MASTG-TEST-0056: Determining Whether Sensitive Data Is Exposed via IPC Mechanisms

This test will be updated soon

The test can be used in its current form, but it will receive a complete overhaul as part of the new OWASP MASTG v2 guidelines.

Help us out by submitting a PR for: MASTG v1->v2 MASTG-TEST-0056: Determining Whether Sensitive Data Is Exposed via IPC Mechanisms (ios)

Send Feedback

Overview

Static Analysis

The following section summarizes keywords that you should look for to identify IPC implementations within iOS source code.

XPC Services

Several classes may be used to implement the NSXPCConnection API:

• NSXPCConnection
• NSXPCInterface
• NSXPCListener
• NSXPCListenerEndpoint

You can set security attributes for the connection.

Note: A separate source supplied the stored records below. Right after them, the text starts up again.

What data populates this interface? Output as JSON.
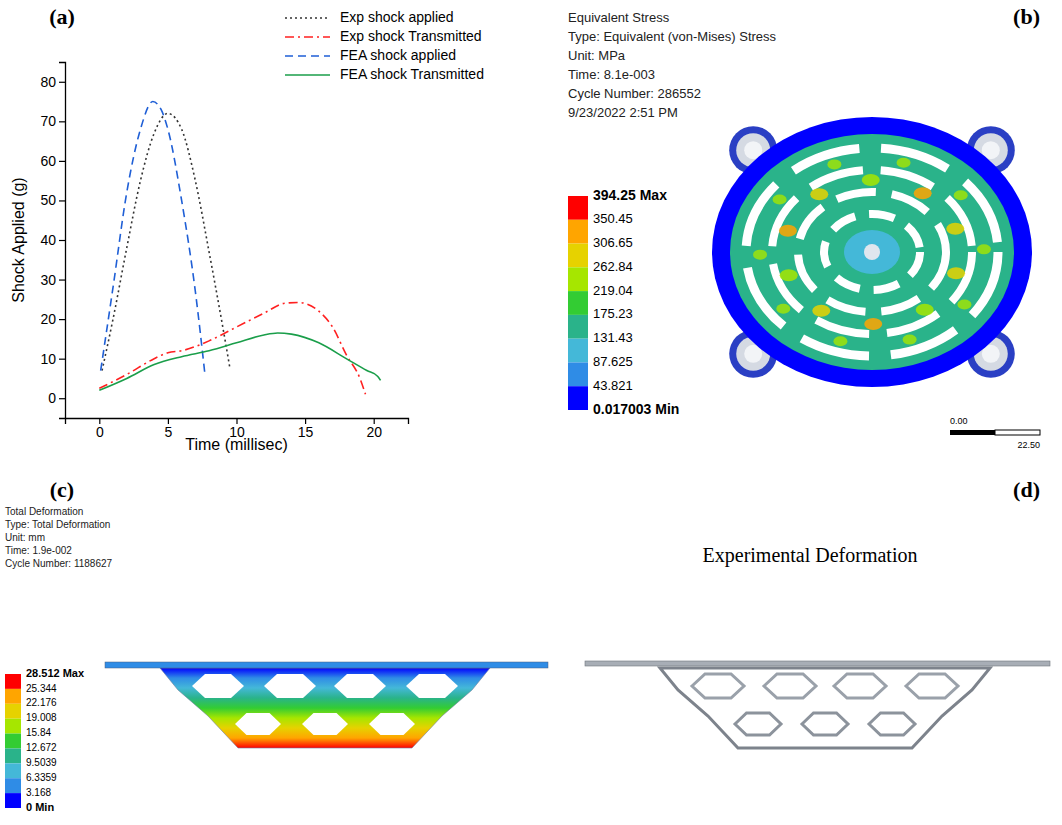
{
  "panel_letters": [
    "(a)",
    "(b)",
    "(c)",
    "(d)"
  ],
  "chart_data": {
    "type": "line",
    "x_label": "Time (millisec)",
    "y_label": "Shock Applied (g)",
    "xlim": [
      -2.5,
      22.5
    ],
    "xticks": [
      0,
      5,
      10,
      15,
      20
    ],
    "ylim": [
      -5,
      85
    ],
    "yticks": [
      0,
      10,
      20,
      30,
      40,
      50,
      60,
      70,
      80
    ],
    "legend": "upper right",
    "grid": false,
    "series": [
      {
        "name": "Exp shock applied",
        "color": "#333333",
        "line_style": "dotted",
        "x": [
          0.2,
          1,
          2,
          3,
          4,
          5,
          6,
          7,
          8,
          9,
          9.5
        ],
        "values": [
          7,
          20,
          38,
          55,
          67,
          72,
          68,
          55,
          37,
          18,
          8
        ]
      },
      {
        "name": "Exp shock Transmitted",
        "color": "#ff2020",
        "line_style": "dashdot",
        "x": [
          0,
          2,
          4,
          5,
          6,
          8,
          10,
          12,
          13.5,
          14.5,
          16,
          17,
          18,
          19,
          19.4
        ],
        "values": [
          2.5,
          6,
          10,
          11.5,
          12,
          14.5,
          18,
          21.5,
          24,
          24.2,
          22,
          18,
          11,
          5,
          1
        ]
      },
      {
        "name": "FEA shock applied",
        "color": "#1f5fd6",
        "line_style": "dashed",
        "x": [
          0.1,
          1,
          2,
          3,
          3.9,
          4.5,
          5,
          6,
          7,
          7.7
        ],
        "values": [
          7,
          28,
          52,
          68,
          75,
          73,
          68,
          50,
          27,
          6
        ]
      },
      {
        "name": "FEA shock Transmitted",
        "color": "#1a9e4a",
        "line_style": "solid",
        "x": [
          0,
          2,
          4,
          6,
          8,
          10,
          12,
          13,
          14,
          16,
          18,
          19.5,
          20.3,
          20.5
        ],
        "values": [
          2,
          5,
          8.5,
          10.5,
          12,
          14,
          16,
          16.5,
          16.2,
          14,
          10,
          7,
          5.5,
          4.5
        ]
      }
    ]
  },
  "stress_panel": {
    "info": [
      "Equivalent Stress",
      "Type: Equivalent (von-Mises) Stress",
      "Unit: MPa",
      "Time: 8.1e-003",
      "Cycle Number: 286552",
      "9/23/2022 2:51 PM"
    ],
    "color_bar": {
      "ticks": [
        {
          "value": 394.25,
          "label": "394.25 Max"
        },
        350.45,
        306.65,
        262.84,
        219.04,
        175.23,
        131.43,
        87.625,
        43.821,
        {
          "value": 0.017003,
          "label": "0.017003 Min"
        }
      ],
      "colors": [
        "#ff0000",
        "#ffa500",
        "#e6d200",
        "#a6e600",
        "#33cc33",
        "#2ab38a",
        "#44b8d8",
        "#2f8ce6",
        "#0000ff"
      ]
    },
    "scale_bar_labels": [
      "0.00",
      "22.50"
    ]
  },
  "deformation_panel": {
    "info": [
      "Total Deformation",
      "Type: Total Deformation",
      "Unit: mm",
      "Time: 1.9e-002",
      "Cycle Number: 1188627"
    ],
    "color_bar": {
      "ticks": [
        {
          "value": 28.512,
          "label": "28.512 Max"
        },
        25.344,
        22.176,
        19.008,
        15.84,
        12.672,
        9.5039,
        6.3359,
        3.168,
        {
          "value": 0,
          "label": "0 Min"
        }
      ],
      "colors": [
        "#ff0000",
        "#ffa500",
        "#e6d200",
        "#a6e600",
        "#33cc33",
        "#2ab38a",
        "#44b8d8",
        "#2f8ce6",
        "#0000ff"
      ]
    }
  },
  "photo_panel": {
    "title": "Experimental Deformation"
  }
}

The attributes should be verified.

Check for the following two files in the Xcode project for the XPC Services API (which is C-based):

• xpc.h
• connection.h

Mach Ports

Keywords to look for in low-level implementations:

• mach_port_t
• mach_msg_*

Keywords to look for in high-level implementations (Core Foundation and Foundation wrappers):

• CFMachPort
• CFMessagePort
• NSMachPort
• NSMessagePort

NSFileCoordinator

Keywords to look for:

• NSFileCoordinator

Dynamic Analysis

Verify IPC mechanisms with static analysis of the iOS source code. No iOS tool is currently available to verify IPC usage.